At the same time, GAO told HUD that redesignation was possible if "HUD demonstrated reasonable progress in implementing its reforms," Ramirez said. They were later told the standard for redesignation is long-term, sustainable results, he said.

"The difference in the two standards - reasonable progress vs. results - is significant since one is attainable in two years and the other could take an undetermined amount of time," Ramirez said in the statement. "There is a significant difference between having management deficiencies and being labeled high-risk."

This concerns HUD, Ramirez said, because "the designation of an agency as high-risk has important consequences to the morale of its employees, the confidence of its constituents and the public at large."

At the hearing, Sen. John Kerry (D-Mass.) said he was puzzled at HUD's high-risk designation, especially compared with problems at other agencies, such as the Defense Department. Kerry and Sen. Christopher Dodd (D-Conn.) asked GAO to make the high-risk designation more objective.
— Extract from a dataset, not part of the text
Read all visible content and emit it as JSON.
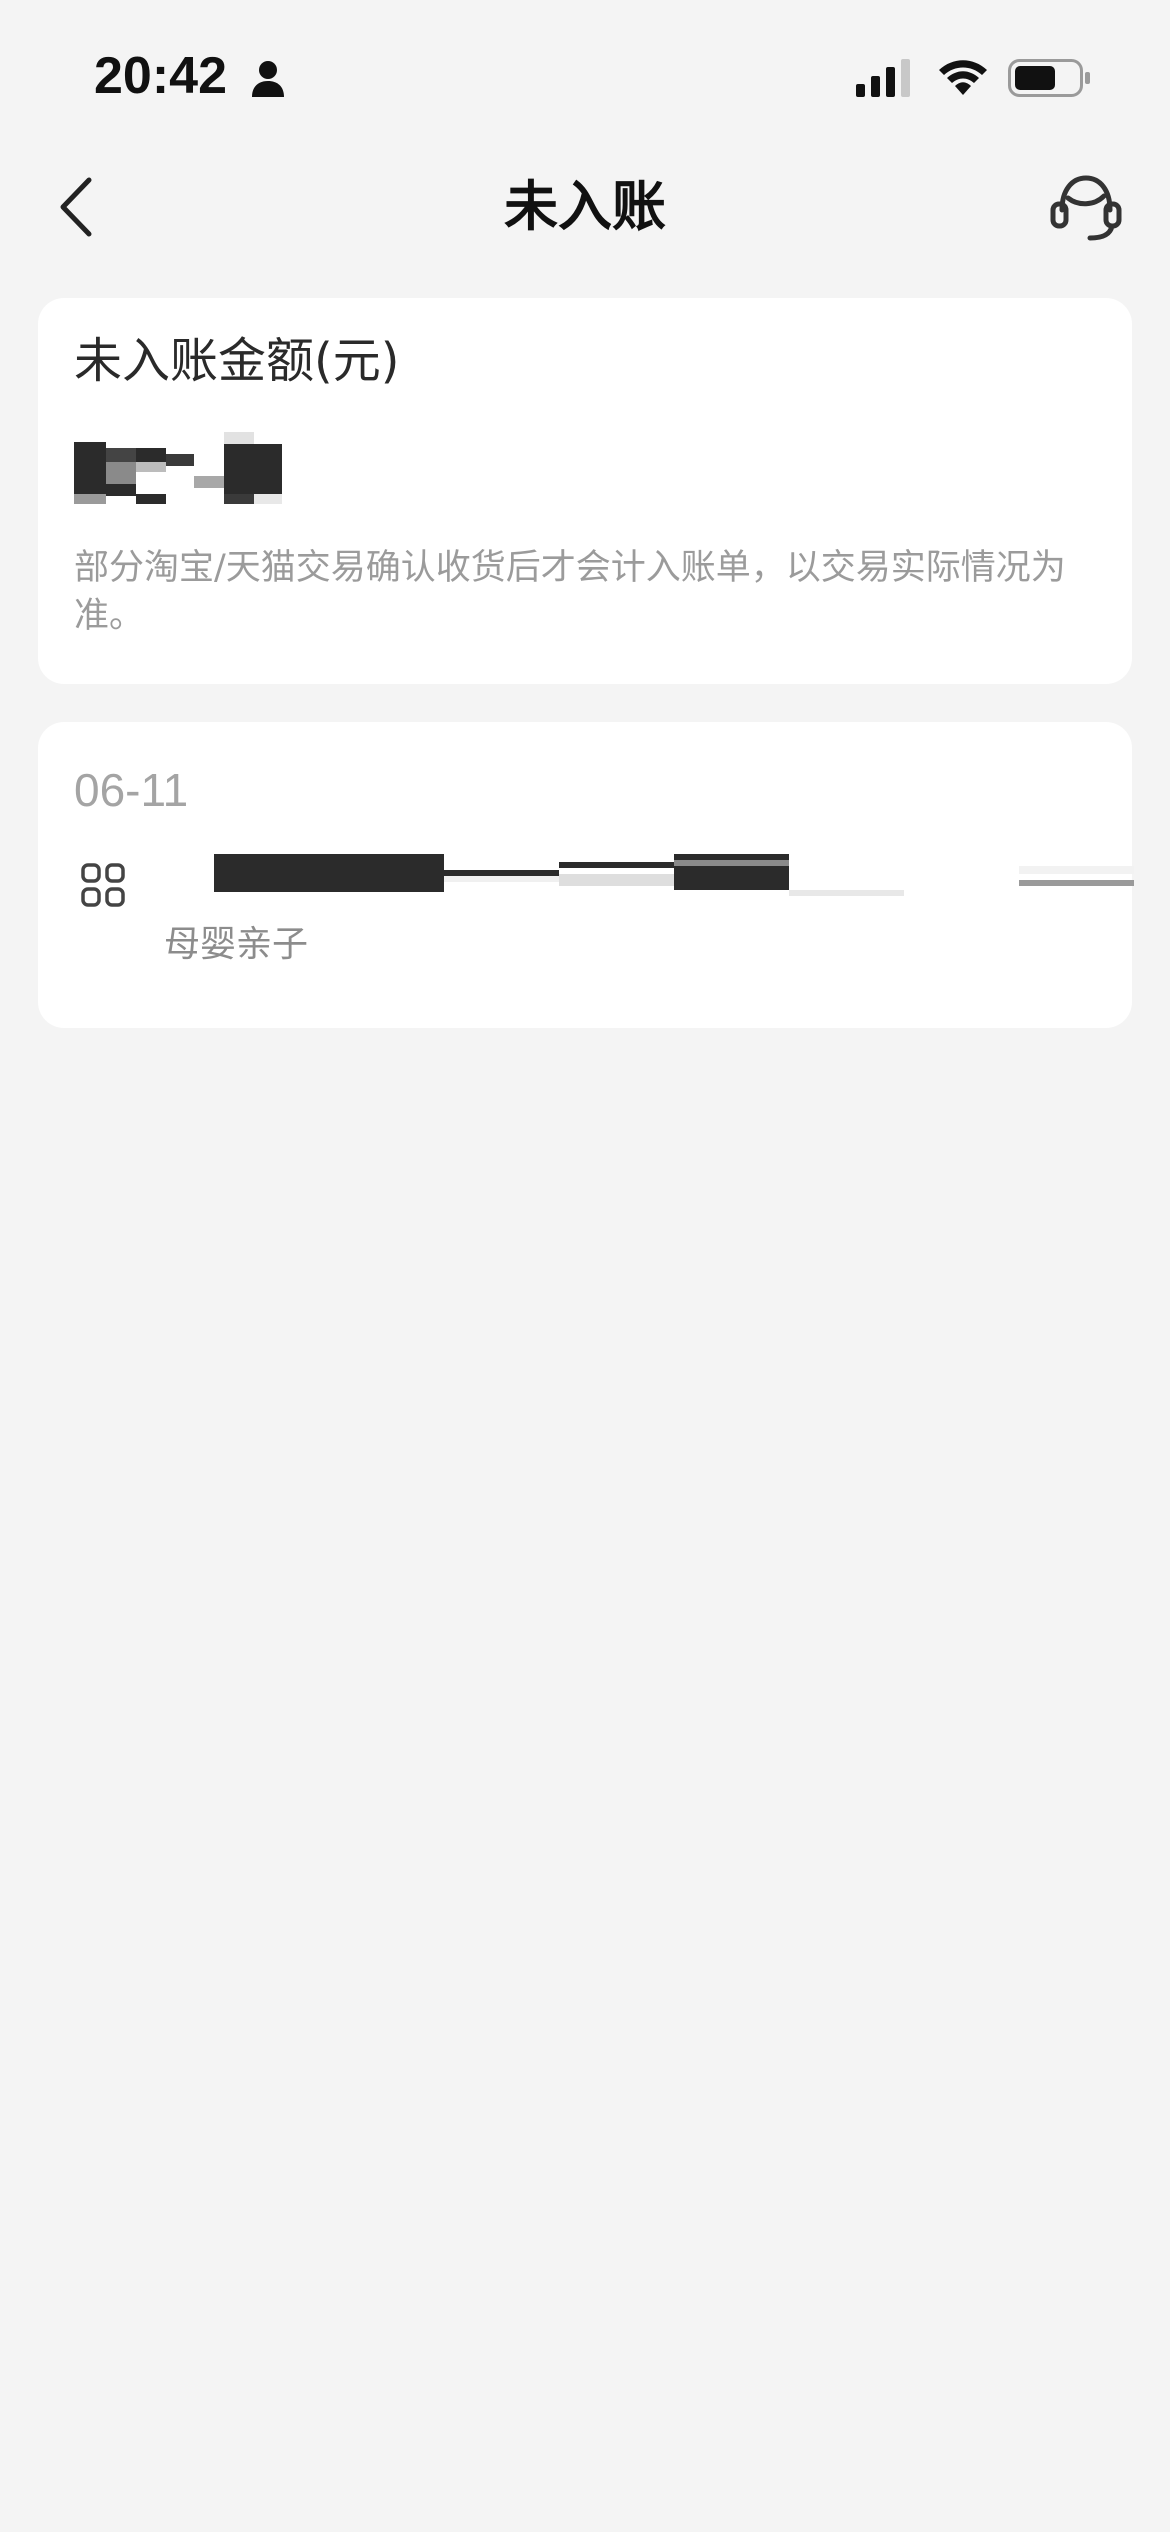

But GAO's England-Joseph said creating a definition is not easily done. "There is not a formula," she said. "It is not that simple."

High-risk designations for each agency are based on the history of GAO reports, and until HUD can show results that are more than surface changes, GAO will leave the agency on the list, she said.

GAO is working with the Maxwell School of Public Administration at Syracuse University to determine whether objective standards and criteria can be developed.